Эйвери откинулся на спинку стула, размышляя об этом. Многое из того, что считалось дискурсом в социальных сетях, на самом деле сводилось к дегуманизации друг друга или к решению, что ненавидеть друг друга, основываясь на широких, огульных стереотипах, это нормально. Многое из этого было сосредоточено на том, насколько неправы были «те люди».
Но иногда «эти люди» действительно были неправы.
- Мы обязаны противостоять хулиганам и расистам.
- Конечно, если ты видишь, что кто-то подвергается травле или нападению в реальной жизни, ты, конечно, должен встать на его защиту. Но противостоять хулиганам лично, это самоотверженный поступок. Для этого требуется мужество.
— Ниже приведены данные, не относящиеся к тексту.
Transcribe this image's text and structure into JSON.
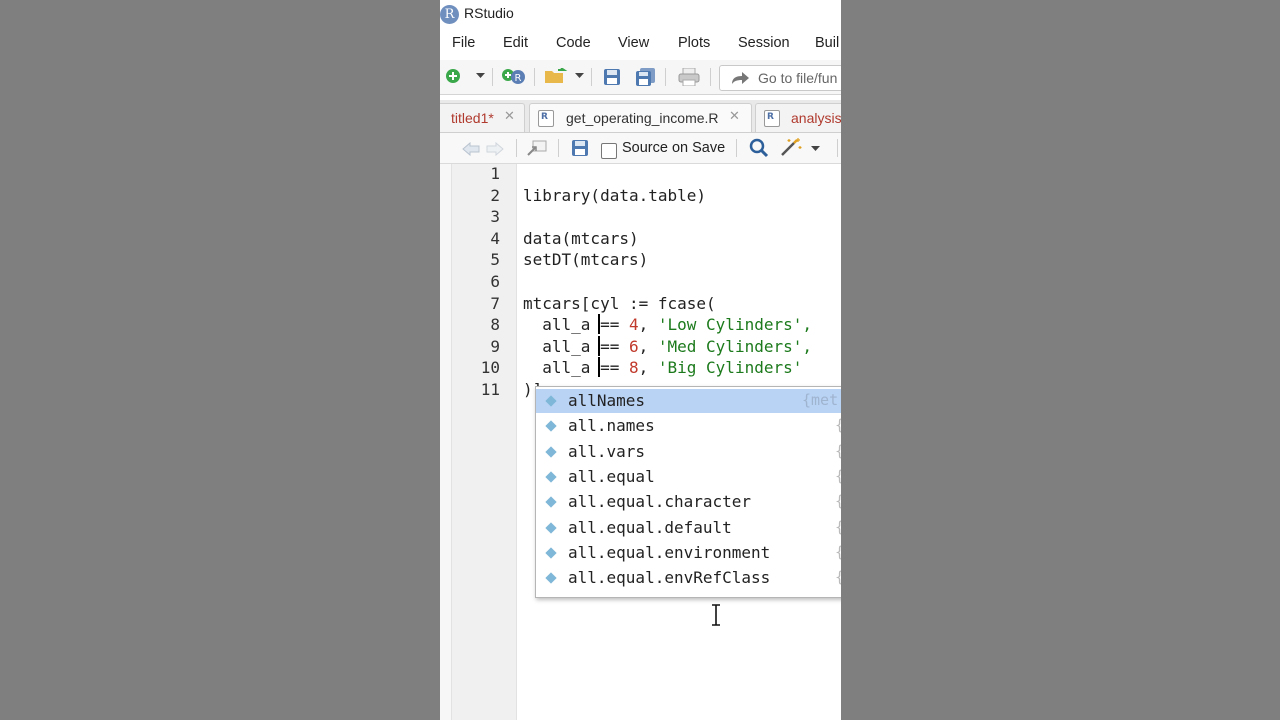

Но это не то, о чем ты говоришь. Ты говоришь о том, чтобы присоединиться к онлайн-мафии, скрываясь за анонимностью экрана компьютера, чтобы найти какого-нибудь несчастного козла отпущения, который в девяти случаях из десяти даже не плохой человек. И все это для того, чтобы почувствовать свою значимость. Это не бескорыстно. Это эгоистично. Противостояние толпе требует мужества. Но присоединиться к толпе, это просто трусость. Это не борьба с хулиганами. Это хулиганство.
- Но мы должны что-то делать.
- Что-то делать? - Спросил Чарли. - Или чего-то добиться?
- Это одно и то же, верно?
Подошла официантка с заказом. Чарли подождал, пока она уйдет, прежде чем продолжить.
- Много лет назад, когда мы с Тедом еще были вместе, я взял кошку. И каждый вечер, примерно в три часа ночи, эта кошка начинала мяукать. Теду нужно было рано ложиться спать, и я чувствовал себя виноватым, что эта чертова кошка его будит. Поэтому каждый раз, когда она мяукала, я заставлял ее замолчать. - Рассказывая, Чарли вылил на свою тарелку целую реку соуса для стейка и кетчупа. - И вот мы, ходим туда-сюда ранним утром. Мяу. - Ш-ш-ш. - Мяу. - Ш-ш-ш. -Мяу! - Ш-ш-ш! - Мы оба кричали это все громче и громче. И, наконец, Тэд сказал: «А что, черт возьми, хорошего в том, что ты так на нее шикаешь? Это ее не останавливает». - Чарли усмехнулся, вспомнив об этом. - Честно говоря, я задумался на минуту. Что я пытался сделать? Не то чтобы я думал, что кошка меня послушается. Я сделал это, потому что мне нужно было, чтобы Тэд знал, что я пытаюсь. Я успокаивал кошку, чтобы поднять себе настроение. Тэд сказал: «Прекрати уже! Я могу не обращать внимания на кошачье мяуканье. Это ты не даешь мне уснуть!» - Он взял вилку, не сводя глаз с Эйвери. - Ты понимаешь, о чем я говорю?
Рот Эйвери был набит гамбургером, что избавило его от необходимости отвечать, но он думал, что понял. Споры с людьми в Интернете, возможно, тешили его самолюбие и заставляли чувствовать, что он вносит свой вклад, но, подобно тому, как Чарли утихомиривал свою кошку, это, черт возьми, ничего не меняло к лучшему. Да, он мог убедить себя, что делает что-то полезное. Но у него ничего не получалось.
Несколько минут они не разговаривали, слишком поглощенные едой. На полпути от стейка к яичнице Чарли заговорил снова.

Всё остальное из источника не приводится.